Según los analistas, este nuevo esquema permitirá evaluar con mayor claridad si las divisiones centrales de Uber —Movilidad y Delivery— continúan generando suficiente flujo de caja para compensar las inversiones iniciales en vehículos autónomos, o si estas terminan afectando el desempeño financiero global.

Proyecciones ambiciosas y visiones encontradas

Las previsiones de Simply Wall St apuntan a que Uber podría alcanzar 71.200 millones de dólares en ingresos y 9.700 millones de dólares en ganancias para 2028, lo que implicaría un crecimiento anual de ingresos del 14,6%. No obstante, estas proyecciones también contemplan una posible reducción de las ganancias frente a los niveles actuales, reflejando el peso de las inversiones estratégicas en curso.

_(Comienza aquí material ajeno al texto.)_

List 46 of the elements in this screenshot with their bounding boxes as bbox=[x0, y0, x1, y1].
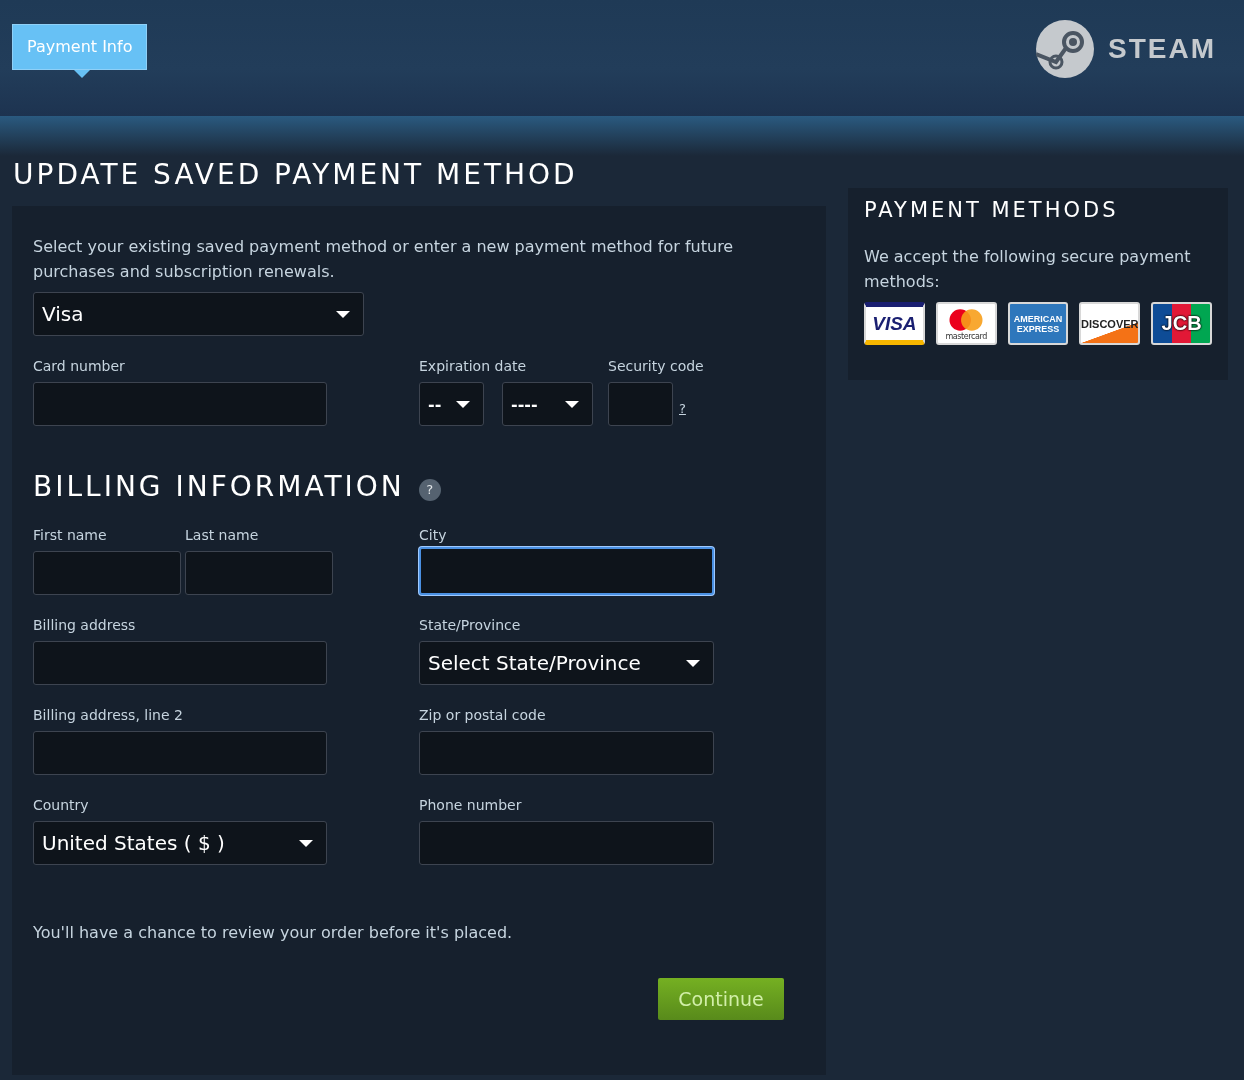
phone-number-field[interactable] bbox=[419, 821, 714, 865]
zip-field[interactable] bbox=[419, 731, 714, 775]
field-label: Phone number bbox=[419, 797, 523, 813]
last-name-field[interactable] bbox=[185, 551, 333, 595]
state-select[interactable]: Select State/Province bbox=[419, 641, 714, 685]
field-label: Security code bbox=[608, 358, 704, 374]
field-label: Zip or postal code bbox=[419, 707, 547, 723]
panel-heading: PAYMENT METHODS bbox=[864, 198, 1120, 222]
field-label: Billing address, line 2 bbox=[33, 707, 184, 723]
field-label: City bbox=[419, 527, 448, 543]
page-title: UPDATE SAVED PAYMENT METHOD bbox=[12, 157, 579, 193]
field-label: Expiration date bbox=[419, 358, 528, 374]
field-label: Last name bbox=[185, 527, 260, 543]
tab-pointer-icon bbox=[74, 70, 90, 78]
steam-logo-icon bbox=[1036, 20, 1094, 78]
field-label: State/Province bbox=[419, 617, 522, 633]
intro-text: Select your existing saved payment method or enter a new payment method for future purchases and subscription renewals. bbox=[33, 236, 735, 283]
card-number-field[interactable] bbox=[33, 382, 327, 426]
security-code-field[interactable] bbox=[608, 382, 673, 426]
field-label: Billing address bbox=[33, 617, 137, 633]
steam-wordmark: STEAM bbox=[1108, 33, 1216, 65]
card-logo: mastercard bbox=[935, 302, 997, 345]
caret-icon bbox=[336, 311, 350, 318]
saved-method-select[interactable]: Visa bbox=[33, 292, 364, 336]
card-logo: AMERICAN EXPRESS bbox=[1007, 302, 1069, 345]
review-note: You'll have a chance to review your order before it's placed. bbox=[33, 923, 514, 942]
caret-icon bbox=[565, 401, 579, 408]
billing-address-line-2-field[interactable] bbox=[33, 731, 327, 775]
section-heading: BILLING INFORMATION bbox=[33, 470, 405, 503]
help-link[interactable]: ? bbox=[679, 400, 686, 416]
city-field[interactable] bbox=[419, 547, 714, 595]
help-icon[interactable]: ? bbox=[418, 478, 441, 501]
caret-icon bbox=[686, 660, 700, 667]
card-logo: DISCOVER bbox=[1079, 302, 1141, 345]
caret-icon bbox=[456, 401, 470, 408]
first-name-field[interactable] bbox=[33, 551, 181, 595]
country-select[interactable]: United States ( $ ) bbox=[33, 821, 327, 865]
caret-icon bbox=[299, 840, 313, 847]
field-label: Card number bbox=[33, 358, 126, 374]
month-select[interactable]: -- bbox=[419, 382, 484, 426]
panel-text: We accept the following secure payment methods: bbox=[864, 246, 1192, 293]
field-label: Country bbox=[33, 797, 90, 813]
card-logo: VISA bbox=[864, 302, 925, 345]
billing-address-field[interactable] bbox=[33, 641, 327, 685]
field-label: First name bbox=[33, 527, 108, 543]
year-select[interactable]: ---- bbox=[502, 382, 593, 426]
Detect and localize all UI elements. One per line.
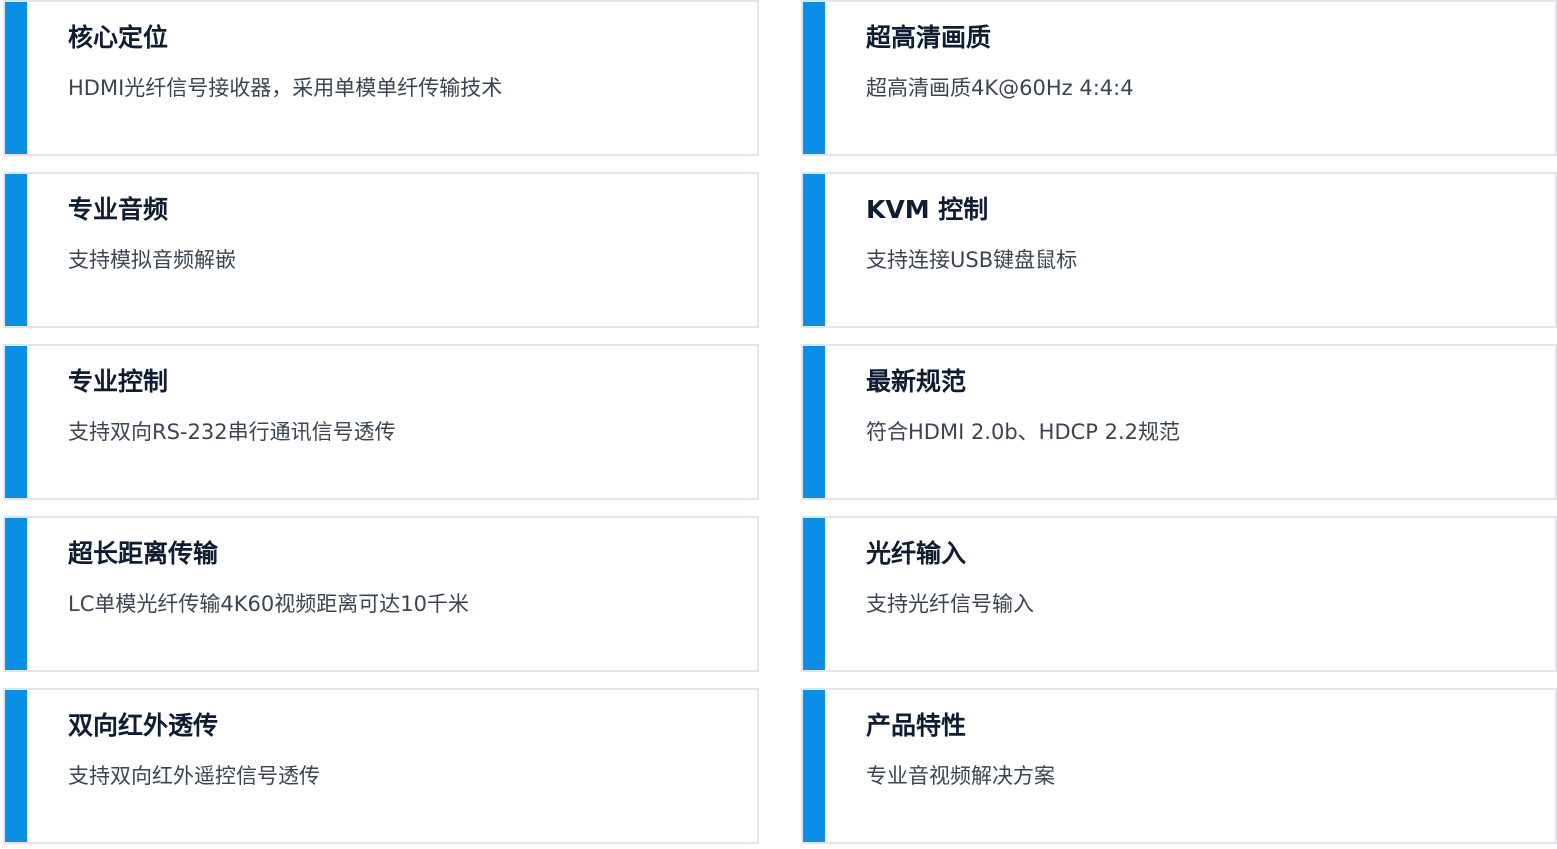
feature-title: 核心定位 — [68, 23, 169, 52]
accent-bar — [5, 2, 27, 154]
feature-title: 最新规范 — [866, 367, 967, 396]
feature-card-ir-passthrough: 双向红外透传 支持双向红外遥控信号透传 — [3, 688, 759, 844]
accent-bar — [803, 518, 825, 670]
accent-bar — [5, 690, 27, 842]
feature-card-long-distance: 超长距离传输 LC单模光纤传输4K60视频距离可达10千米 — [3, 516, 759, 672]
feature-grid: 核心定位 HDMI光纤信号接收器，采用单模单纤传输技术 超高清画质 超高清画质4… — [3, 0, 1557, 849]
feature-title: 超长距离传输 — [68, 539, 219, 568]
accent-bar — [5, 518, 27, 670]
feature-description: 超高清画质4K@60Hz 4:4:4 — [866, 76, 1134, 100]
feature-description: 支持双向红外遥控信号透传 — [68, 764, 320, 788]
feature-title: 超高清画质 — [866, 23, 992, 52]
accent-bar — [803, 2, 825, 154]
feature-card-pro-audio: 专业音频 支持模拟音频解嵌 — [3, 172, 759, 328]
accent-bar — [803, 346, 825, 498]
feature-description: 符合HDMI 2.0b、HDCP 2.2规范 — [866, 420, 1181, 444]
feature-title: 专业控制 — [68, 367, 169, 396]
accent-bar — [5, 174, 27, 326]
feature-title: KVM 控制 — [866, 195, 989, 224]
accent-bar — [803, 174, 825, 326]
feature-description: 支持模拟音频解嵌 — [68, 248, 236, 272]
feature-description: LC单模光纤传输4K60视频距离可达10千米 — [68, 592, 469, 616]
feature-description: 支持光纤信号输入 — [866, 592, 1034, 616]
feature-card-uhd-quality: 超高清画质 超高清画质4K@60Hz 4:4:4 — [801, 0, 1557, 156]
feature-title: 光纤输入 — [866, 539, 967, 568]
accent-bar — [803, 690, 825, 842]
feature-title: 产品特性 — [866, 711, 967, 740]
accent-bar — [5, 346, 27, 498]
feature-description: 专业音视频解决方案 — [866, 764, 1055, 788]
feature-card-kvm-control: KVM 控制 支持连接USB键盘鼠标 — [801, 172, 1557, 328]
feature-card-fiber-input: 光纤输入 支持光纤信号输入 — [801, 516, 1557, 672]
feature-description: 支持双向RS-232串行通讯信号透传 — [68, 420, 396, 444]
feature-card-core-positioning: 核心定位 HDMI光纤信号接收器，采用单模单纤传输技术 — [3, 0, 759, 156]
feature-card-product-features: 产品特性 专业音视频解决方案 — [801, 688, 1557, 844]
feature-title: 专业音频 — [68, 195, 169, 224]
feature-card-latest-spec: 最新规范 符合HDMI 2.0b、HDCP 2.2规范 — [801, 344, 1557, 500]
feature-card-pro-control: 专业控制 支持双向RS-232串行通讯信号透传 — [3, 344, 759, 500]
feature-description: HDMI光纤信号接收器，采用单模单纤传输技术 — [68, 76, 503, 100]
feature-description: 支持连接USB键盘鼠标 — [866, 248, 1078, 272]
feature-title: 双向红外透传 — [68, 711, 219, 740]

Bajo este escenario, el valor razonable estimado de la acción se sitúa en 110,72 dólares, lo que representaría un potencial de 31% de revalorización. Sin embargo, las opiniones dentro de la comunidad inversora varían ampliamente: algunos analistas valoran la acción por debajo del precio actual, mientras otros consideran que podría duplicarse si la autonomía se consolida más rápido de lo previsto.

Esta divergencia se explica, en gran medida, por las distintas expectativas sobre los plazos de adopción de los robotaxis, la velocidad de aprobación regulatoria y la capacidad de Uber para controlar los costos asociados a estas tecnologías.

Robotaxis y el futuro del modelo de Uber

Más allá de las cifras, el despliegue de robotaxis plantea una transformación estructural del modelo de negocio de Uber. En el largo plazo, la eliminación del conductor humano podría reducir costos variables y mejorar márgenes, pero en el corto y mediano plazo exige inversiones sustanciales, pruebas extensas y una estrecha colaboración con autoridades reguladoras.

Analistas advierten que el éxito del programa dependerá no solo de la tecnología, sino también de la aceptación del público, la seguridad operativa y la viabilidad económica frente a modelos tradicionales de transporte bajo demanda.

Por ahora, la alianza con Lucid y Nuro posiciona a Uber como un actor relevante en la carrera por la movilidad autónoma, reforzando su imagen de innovación. Sin embargo, el mercado sigue observando con cautela si esta ambiciosa apuesta logrará integrarse de manera sostenible al negocio principal de la compañía sin comprometer su rentabilidad ni la confianza de los inversionistas.